I am not satisfied that the evidence supports a conclusion that AFH agreed to pay attendant care costs:
- because, if it did not it, and as a consequence the defendant, would be liable for much higher costs, and
- in the knowledge it had an obligation to minimize loss and pursuant to that obligation.
There can be no dispute that the overall costs of care were probably reduced as a consequence of what Mr MacAulay did. However, the plaintiffs, to succeed on this argument, need to prove that AFH had an obligation to minimize loss and that the payments were made for the purpose of satisfying that obligation. Even if I were to be satisfied that some sort of implied term should be read into this Policy as counsel for the plaintiffs asserts there should be in some ill-defined way, which I am not, I am not satisfied that what AFH did was in any way for the purpose of satisfying that obligation. Mr MacAulay had been told the cost of attendant care was outside the Act, the correspondence clearly reveals he was sticking to the line that he could not agree to payments being made outside the Act, and he had no confirmation from the defendant it would meet costs outside the Act. With respect, Mr MacAulay was, to use a colloquial phrase, between a rock and a hard place, and did what he thought was right.
This claim cannot, in my view, succeed.
Remaining issues
The conclusions I have already reached dispose of this matter.
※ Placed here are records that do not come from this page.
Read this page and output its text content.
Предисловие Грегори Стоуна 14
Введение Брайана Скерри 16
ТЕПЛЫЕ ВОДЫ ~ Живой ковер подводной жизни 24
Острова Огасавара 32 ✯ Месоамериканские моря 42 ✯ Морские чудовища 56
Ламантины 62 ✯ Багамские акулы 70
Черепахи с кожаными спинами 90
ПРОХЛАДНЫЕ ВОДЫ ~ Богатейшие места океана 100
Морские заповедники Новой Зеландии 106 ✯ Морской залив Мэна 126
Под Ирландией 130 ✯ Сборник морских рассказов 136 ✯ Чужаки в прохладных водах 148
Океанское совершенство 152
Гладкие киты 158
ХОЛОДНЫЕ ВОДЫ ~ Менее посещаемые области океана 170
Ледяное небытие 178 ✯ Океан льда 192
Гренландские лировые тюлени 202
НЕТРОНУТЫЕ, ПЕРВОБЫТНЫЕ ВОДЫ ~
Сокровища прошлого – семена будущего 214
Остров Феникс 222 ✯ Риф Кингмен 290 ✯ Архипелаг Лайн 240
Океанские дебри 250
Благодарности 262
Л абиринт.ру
While I am mindful there is a view that all issues raised at a trial should be canvassed, to continue with issues which are now irrelevant will only delay the finalization of this matter, and I therefore do not propose to deal with them.
Summary and outcome
The conclusions I have reached are as follows:
(a) SL was, at the time of the accident, a worker employed by AFH.
(b) SL was not a reinsured in his own right under the Policy.
(c)The Policy was intended to be a reinsurance arrangement to reinsure certain liabilities of those who were reinsured arising in respect of their obligations as self-insurers under the Act and at common law to their employees who were injured in a work related accident. The Policy was not intended to cover payments for expenses not so confined.
(d)The costs of attendant care were not costs payable by AFH, as the employer of SL at the time of his accident, pursuant to the Act, s8A.
(e)The costs of attendant care were not costs payable pursuant to a settlement under the Act, s13.
(f)The costs of attendant care were not costs payable pursuant to any common law obligation of AFH and were not paid pursuant to any settlement of any claim at common law.
(g)While North is a reinsured under the Policy, it has no claim arising against the defendant under the Policy, either as a reinsured in its own right, or pursuant to the 2001 share sale agreement.
As a consequence of those conclusions, absent the costs of attendant care, the threshold of $1,000,000 required to be reached to trigger the Policy, has not been reached and therefore the defendant has no obligation to make any payment to any reinsured under the Policy. The plaintiffs' claims must fail. There will be judgment for the defendant against the plaintiffs.